D’abord, il s’agit d’elle décrivant les origines de sa fascination pour Élisabeth de Wittelsbach, impératrice d’Autriche et reine de Hongrie, née en 1837 à Munich et morte assassinée en 1898 à Genève, que nous connaissons surtout sous le surnom de «Sissi», en référence aux films de Marischka dans les années 1950 et qui avaient d’ailleurs révélé Romy Schneider dans le rôle-titre.
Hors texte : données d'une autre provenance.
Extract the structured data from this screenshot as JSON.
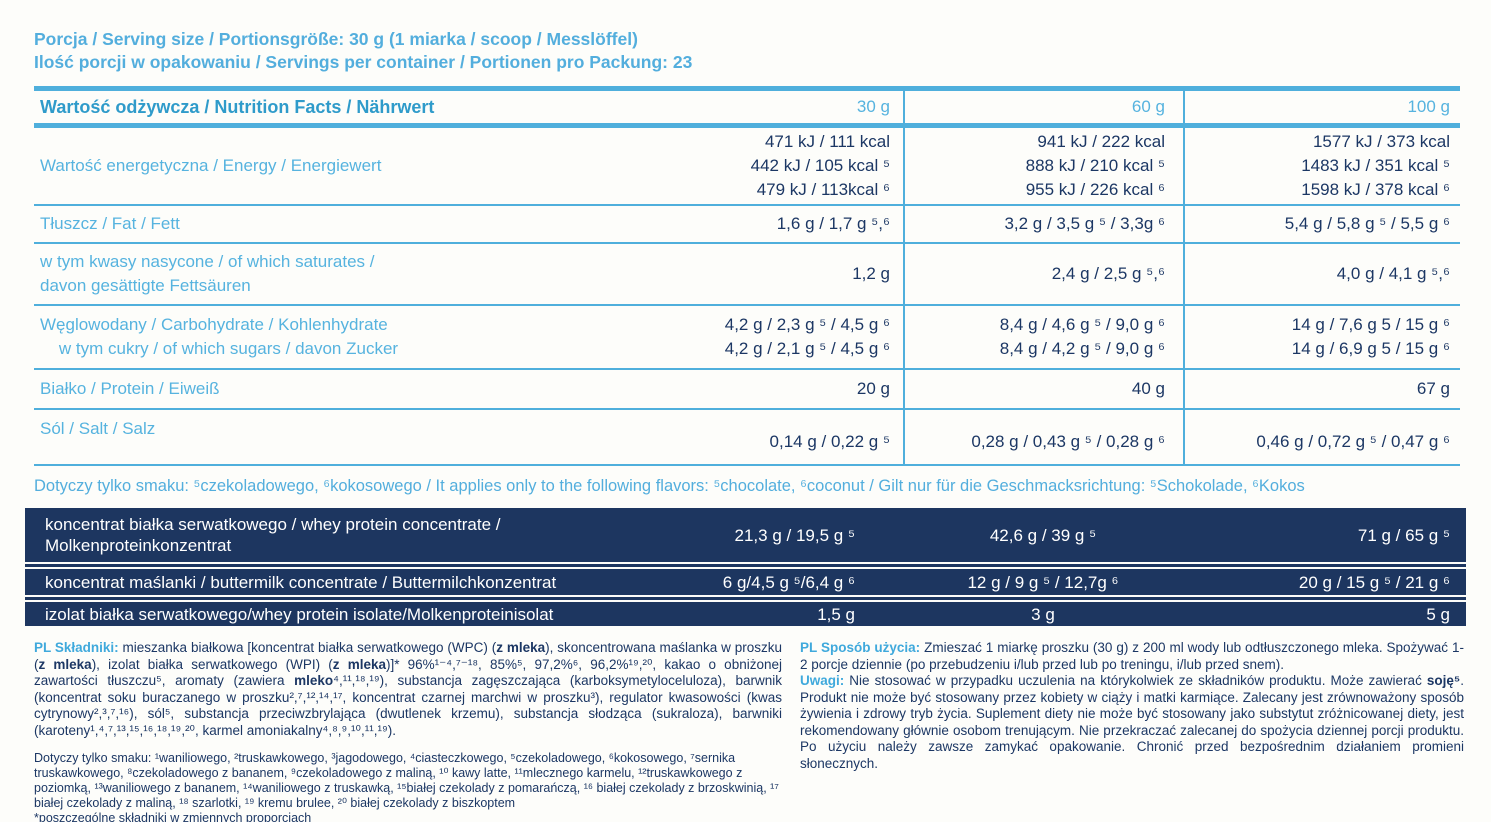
{
  "colors": {
    "accent_cyan": "#4fafdc",
    "title_blue": "#2f9bca",
    "navy_text": "#1c3764",
    "dark_band_bg": "#1d3660",
    "band_text": "#ffffff"
  },
  "serving": {
    "line1": "Porcja / Serving size / Portionsgröße: 30 g (1 miarka / scoop / Messlöffel)",
    "line2": "Ilość porcji w opakowaniu / Servings per container / Portionen pro Packung: 23"
  },
  "table": {
    "title": "Wartość odżywcza / Nutrition Facts / Nährwert",
    "columns": [
      "30 g",
      "60 g",
      "100 g"
    ],
    "rows": [
      {
        "label": "Wartość energetyczna / Energy / Energiewert",
        "v30": "471 kJ / 111 kcal\n442 kJ / 105 kcal ⁵\n479 kJ / 113kcal ⁶",
        "v60": "941 kJ / 222 kcal\n888 kJ / 210 kcal ⁵\n955 kJ / 226 kcal ⁶",
        "v100": "1577 kJ / 373 kcal\n1483 kJ / 351 kcal ⁵\n1598 kJ / 378 kcal ⁶"
      },
      {
        "label": "Tłuszcz / Fat / Fett",
        "v30": "1,6 g / 1,7 g ⁵,⁶",
        "v60": "3,2 g / 3,5 g ⁵ / 3,3g ⁶",
        "v100": "5,4 g / 5,8 g ⁵ / 5,5 g ⁶"
      },
      {
        "label": "w tym kwasy nasycone / of which saturates /\ndavon gesättigte Fettsäuren",
        "v30": "1,2 g",
        "v60": "2,4 g / 2,5 g ⁵,⁶",
        "v100": "4,0 g / 4,1 g ⁵,⁶"
      },
      {
        "label": "Węglowodany / Carbohydrate / Kohlenhydrate\n    w tym cukry / of which sugars / davon Zucker",
        "v30": "4,2 g / 2,3 g ⁵ / 4,5 g ⁶\n4,2 g / 2,1 g ⁵ / 4,5 g ⁶",
        "v60": "8,4 g / 4,6 g ⁵ / 9,0 g ⁶\n8,4 g / 4,2 g ⁵ / 9,0 g ⁶",
        "v100": "14 g / 7,6 g 5 / 15 g ⁶\n14 g / 6,9 g 5 / 15 g ⁶"
      },
      {
        "label": "Białko / Protein / Eiweiß",
        "v30": "20 g",
        "v60": "40 g",
        "v100": "67 g"
      },
      {
        "label": "Sól / Salt / Salz",
        "v30": "0,14 g / 0,22 g ⁵",
        "v60": "0,28 g / 0,43 g ⁵ / 0,28 g ⁶",
        "v100": "0,46 g / 0,72 g ⁵ / 0,47 g ⁶"
      }
    ]
  },
  "flavors_note": "Dotyczy tylko smaku: ⁵czekoladowego, ⁶kokosowego / It applies only to the following flavors: ⁵chocolate, ⁶coconut  / Gilt nur für die Geschmacksrichtung: ⁵Schokolade, ⁶Kokos",
  "protein_band": {
    "rows": [
      {
        "label": "koncentrat białka serwatkowego / whey protein concentrate /\nMolkenproteinkonzentrat",
        "v30": "21,3 g / 19,5 g ⁵",
        "v60": "42,6 g / 39 g ⁵",
        "v100": "71 g / 65 g ⁵"
      },
      {
        "label": "koncentrat maślanki / buttermilk concentrate / Buttermilchkonzentrat",
        "v30": "6 g/4,5 g ⁵/6,4 g ⁶",
        "v60": "12 g / 9 g ⁵ / 12,7g ⁶",
        "v100": "20 g / 15 g ⁵ / 21 g ⁶"
      },
      {
        "label": "izolat białka serwatkowego/whey protein isolate/Molkenproteinisolat",
        "v30": "1,5 g",
        "v60": "3 g",
        "v100": "5 g"
      }
    ]
  },
  "footer": {
    "ingredients_label": "PL Składniki:",
    "ingredients_text": " mieszanka białkowa [koncentrat białka serwatkowego (WPC) (**z mleka**), skoncentrowana maślanka w proszku (**z mleka**), izolat białka serwatkowego (WPI) (**z mleka**)]* 96%¹⁻⁴,⁷⁻¹⁸, 85%⁵, 97,2%⁶, 96,2%¹⁹,²⁰, kakao o obniżonej zawartości tłuszczu⁵, aromaty (zawiera **mleko**⁴,¹¹,¹⁸,¹⁹), substancja zagęszczająca (karboksymetyloceluloza), barwnik (koncentrat soku buraczanego w proszku²,⁷,¹²,¹⁴,¹⁷, koncentrat czarnej marchwi w proszku³), regulator kwasowości (kwas cytrynowy²,³,⁷,¹⁶), sól⁵, substancja przeciwzbrylająca (dwutlenek krzemu), substancja słodząca (sukraloza), barwniki (karoteny¹,⁴,⁷,¹³,¹⁵,¹⁶,¹⁸,¹⁹,²⁰, karmel amoniakalny⁴,⁸,⁹,¹⁰,¹¹,¹⁹).",
    "flavors_footnote": "Dotyczy tylko smaku: ¹waniliowego, ²truskawkowego, ³jagodowego, ⁴ciasteczkowego, ⁵czekoladowego, ⁶kokosowego, ⁷sernika truskawkowego, ⁸czekoladowego z bananem, ⁹czekoladowego z maliną, ¹⁰ kawy latte, ¹¹mlecznego karmelu, ¹²truskawkowego z poziomką, ¹³waniliowego z bananem, ¹⁴waniliowego z truskawką, ¹⁵białej czekolady z pomarańczą, ¹⁶ białej czekolady z brzoskwinią, ¹⁷ białej czekolady z maliną, ¹⁸ szarlotki, ¹⁹ kremu brulee, ²⁰ białej czekolady z biszkoptem",
    "proportions_note": "*poszczególne składniki w zmiennych proporcjach",
    "usage_label": "PL Sposób użycia:",
    "usage_text": " Zmieszać 1 miarkę proszku (30 g) z 200 ml wody lub odtłuszczonego mleka. Spożywać 1-2 porcje dziennie (po przebudzeniu i/lub przed lub po treningu, i/lub przed snem).",
    "remarks_label": "Uwagi:",
    "remarks_text": " Nie stosować w przypadku uczulenia na którykolwiek ze składników produktu. Może zawierać **soję⁵**. Produkt nie może być stosowany przez kobiety w ciąży i matki karmiące. Zalecany jest zrównoważony sposób żywienia i zdrowy tryb życia. Suplement diety nie może być stosowany jako substytut zróżnicowanej diety, jest rekomendowany głównie osobom trenującym. Nie przekraczać zalecanej do spożycia dziennej porcji produktu.  Po użyciu należy zawsze zamykać opakowanie. Chronić przed bezpośrednim działaniem promieni słonecznych."
  }
}
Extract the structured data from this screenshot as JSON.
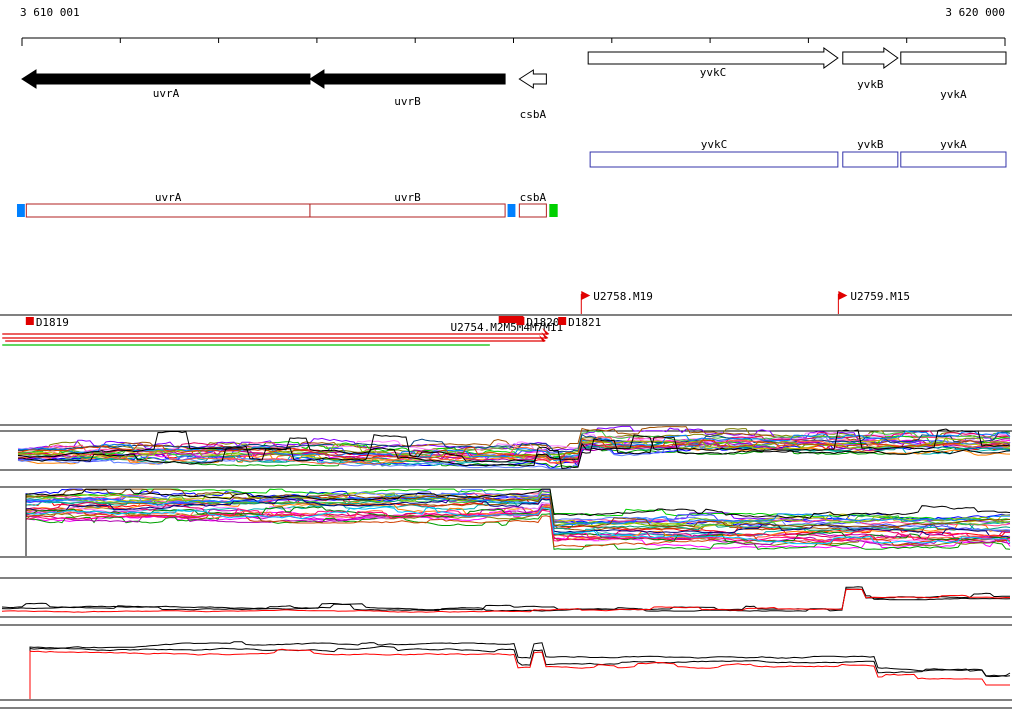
{
  "ruler": {
    "start_label": "3 610 001",
    "end_label": "3 620 000",
    "start_bp": 3610001,
    "end_bp": 3620000,
    "major_ticks": 11
  },
  "genes": [
    {
      "name": "uvrA",
      "start_bp": 3610001,
      "end_bp": 3612930,
      "strand": "-",
      "style": "filled-black",
      "label_dy": 9
    },
    {
      "name": "uvrB",
      "start_bp": 3612930,
      "end_bp": 3614915,
      "strand": "-",
      "style": "filled-black",
      "label_dy": 17
    },
    {
      "name": "csbA",
      "start_bp": 3615060,
      "end_bp": 3615335,
      "strand": "-",
      "style": "outline",
      "label_dy": 30
    },
    {
      "name": "yvkC",
      "start_bp": 3615760,
      "end_bp": 3618300,
      "strand": "+",
      "style": "outline",
      "label_dy": 8
    },
    {
      "name": "yvkB",
      "start_bp": 3618350,
      "end_bp": 3618910,
      "strand": "+",
      "style": "outline",
      "label_dy": 20
    },
    {
      "name": "yvkA",
      "start_bp": 3618940,
      "end_bp": 3620010,
      "strand": "+",
      "style": "outline-noarrow",
      "label_dy": 30
    }
  ],
  "transcripts": [
    {
      "name": "yvkC",
      "start_bp": 3615780,
      "end_bp": 3618300
    },
    {
      "name": "yvkB",
      "start_bp": 3618350,
      "end_bp": 3618910
    },
    {
      "name": "yvkA",
      "start_bp": 3618940,
      "end_bp": 3620010
    }
  ],
  "features": {
    "boxes": [
      {
        "name": "uvrA",
        "start_bp": 3610045,
        "end_bp": 3612930
      },
      {
        "name": "uvrB",
        "start_bp": 3612930,
        "end_bp": 3614915
      },
      {
        "name": "csbA",
        "start_bp": 3615060,
        "end_bp": 3615335
      }
    ],
    "caps": [
      {
        "color_key": "blue",
        "color": "#0080ff",
        "start_bp": 3609950,
        "end_bp": 3610030
      },
      {
        "color_key": "blue",
        "color": "#0080ff",
        "start_bp": 3614940,
        "end_bp": 3615020
      },
      {
        "color_key": "green",
        "color": "#00d000",
        "start_bp": 3615365,
        "end_bp": 3615450
      }
    ],
    "outline_color": "#b22222",
    "transcript_outline_color": "#3333aa"
  },
  "probes": [
    {
      "label": "D1819",
      "bp": 3610050,
      "kind": "box-below"
    },
    {
      "label": "U2754.M2M5M4M7M11",
      "bp": 3614360,
      "kind": "overlap-text",
      "marks_bp": [
        3614850,
        3614895,
        3614940,
        3614985,
        3615030
      ]
    },
    {
      "label": "D1820",
      "bp": 3615040,
      "kind": "box-below"
    },
    {
      "label": "D1821",
      "bp": 3615465,
      "kind": "box-below"
    },
    {
      "label": "U2758.M19",
      "bp": 3615690,
      "kind": "flag-above"
    },
    {
      "label": "U2759.M15",
      "bp": 3618305,
      "kind": "flag-above"
    }
  ],
  "amplicons": [
    {
      "start_bp": 3609800,
      "end_bp": 3615355,
      "color": "#e00000",
      "lane": 0,
      "end_marker": true
    },
    {
      "start_bp": 3609800,
      "end_bp": 3615345,
      "color": "#e00000",
      "lane": 1,
      "end_marker": true
    },
    {
      "start_bp": 3609830,
      "end_bp": 3615320,
      "color": "#e00000",
      "lane": 2,
      "end_marker": true
    },
    {
      "start_bp": 3609800,
      "end_bp": 3614760,
      "color": "#00c000",
      "lane": 3,
      "end_marker": false
    }
  ],
  "chart_data": [
    {
      "type": "line",
      "name": "tiling-signal-track-1",
      "x_unit": "genome_bp",
      "x_range": [
        3610001,
        3620000
      ],
      "y_axis": {
        "visible": false,
        "normalized_range": [
          0,
          1
        ]
      },
      "segments": [
        {
          "from": 3610001,
          "to": 3615350,
          "level": 0.34
        },
        {
          "from": 3615350,
          "to": 3615680,
          "level": 0.26
        },
        {
          "from": 3615680,
          "to": 3620000,
          "level": 0.6
        }
      ],
      "n_series": 26,
      "band_spread": 0.15,
      "noise": 0.05,
      "bump_rate": 0.05,
      "bump_amp": 0.1,
      "black_bump_boost": 3.0,
      "seed": 11,
      "series_colors": [
        "#ff0000",
        "#00a000",
        "#0000ff",
        "#ff00ff",
        "#00b0b0",
        "#808000",
        "#ff8000",
        "#8000ff",
        "#a05000",
        "#00d000",
        "#4040ff",
        "#ff4080",
        "#00a080",
        "#c0c000",
        "#ff80ff",
        "#6080ff",
        "#e00060",
        "#40c040",
        "#004080",
        "#b000b0",
        "#ff6040",
        "#80c000",
        "#0080ff",
        "#d04000",
        "#000000",
        "#000000"
      ]
    },
    {
      "type": "line",
      "name": "tiling-signal-track-2",
      "x_unit": "genome_bp",
      "x_range": [
        3610001,
        3620000
      ],
      "y_axis": {
        "visible": false,
        "normalized_range": [
          0,
          1
        ]
      },
      "segments": [
        {
          "from": 3610001,
          "to": 3615250,
          "level": 0.72
        },
        {
          "from": 3615250,
          "to": 3615390,
          "level": 0.8
        },
        {
          "from": 3615390,
          "to": 3620000,
          "level": 0.38
        }
      ],
      "n_series": 30,
      "band_spread": 0.2,
      "noise": 0.03,
      "bump_rate": 0.03,
      "bump_amp": 0.06,
      "seed": 23,
      "series_colors": [
        "#ff00ff",
        "#c000c0",
        "#ff0000",
        "#00a000",
        "#0000ff",
        "#00b0b0",
        "#808000",
        "#ff8000",
        "#8000ff",
        "#a05000",
        "#00d000",
        "#4040ff",
        "#ff4080",
        "#00a080",
        "#c0c000",
        "#ff80ff",
        "#6080ff",
        "#e00060",
        "#40c040",
        "#000080",
        "#b000b0",
        "#ff6040",
        "#80c000",
        "#0080ff",
        "#d04000",
        "#008000",
        "#ff0080",
        "#00c0ff",
        "#884400",
        "#000000"
      ]
    },
    {
      "type": "line",
      "name": "probe-signal-track-1",
      "x_unit": "genome_bp",
      "x_range": [
        3610001,
        3620000
      ],
      "y_axis": {
        "visible": false,
        "normalized_range": [
          0,
          1
        ]
      },
      "segments": [
        {
          "from": 3610001,
          "to": 3618350,
          "level": 0.32
        },
        {
          "from": 3618350,
          "to": 3618560,
          "level": 0.74
        },
        {
          "from": 3618560,
          "to": 3620000,
          "level": 0.56
        }
      ],
      "series_offsets": [
        0.06,
        0.03,
        -0.02
      ],
      "noise": 0.018,
      "bump_rate": 0.025,
      "bump_amp": 0.07,
      "seed": 5,
      "series_colors": [
        "#000000",
        "#000000",
        "#ff0000"
      ]
    },
    {
      "type": "line",
      "name": "probe-signal-track-2",
      "x_unit": "genome_bp",
      "x_range": [
        3610001,
        3620000
      ],
      "y_axis": {
        "visible": false,
        "normalized_range": [
          0,
          1
        ]
      },
      "segments": [
        {
          "from": 3610001,
          "to": 3615020,
          "level": 0.84
        },
        {
          "from": 3615020,
          "to": 3615180,
          "level": 0.62
        },
        {
          "from": 3615180,
          "to": 3615330,
          "level": 0.86
        },
        {
          "from": 3615330,
          "to": 3618700,
          "level": 0.62
        },
        {
          "from": 3618700,
          "to": 3619780,
          "level": 0.44
        },
        {
          "from": 3619780,
          "to": 3620000,
          "level": 0.34
        }
      ],
      "series_offsets": [
        0.05,
        0.02,
        -0.03
      ],
      "noise": 0.02,
      "bump_rate": 0.02,
      "bump_amp": 0.05,
      "seed": 9,
      "series_colors": [
        "#000000",
        "#000000",
        "#ff0000"
      ]
    }
  ]
}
Ensuite, Alard mène carrément une enquête pour essayer de démêler le vrai du faux entourant Karoline Zanardi, appelée «La petite fille de Sassetot», et sur la possibilité qu’elle soit la fille de Sissi, donc que Elissa Landi, célèbre actrice américaine qui a vécu de 1904 à 1948 et fille de Zanardi soit sa petite-fille illégitime…

Comme un fil rouge qui relie le tout, l’écrivaine revient sur ses propres débuts d’actrice à Paris, l’absence de succès, la difficulté du métier, la compétition féroce, ses exils à Hollywood où elle est devenue l’amie et confidente d’un cinéaste qui la présente aux Susan Sarandon, Jack Nicholson, Robin Williams de ce monde, etc.

Qu’on aime ou pas le monde de Sissi et ses relations, le travail colossal de Alard est réussi et passionnant. J’y ai aussi trouvé une réflexion sur nos quêtes de vérité dans un monde rempli de faux semblants et sur le piège du confinement, de censure dans lequel étaient prises toutes ces générations de femmes, jusqu’à Alard elle-même, qui brise la chaine avec et grâce à l’écriture.

Finalement, que l’histoire soit vraie ou fausse, ce qui compte, c’est qu’au-delà du plaisir de lecture qu’on y puise, il s’agit d’une prise de parole salutaire.

La vie que tu t'étais imaginée, Nelly Alard. Éditions Gallimard. 2019. 464 pages.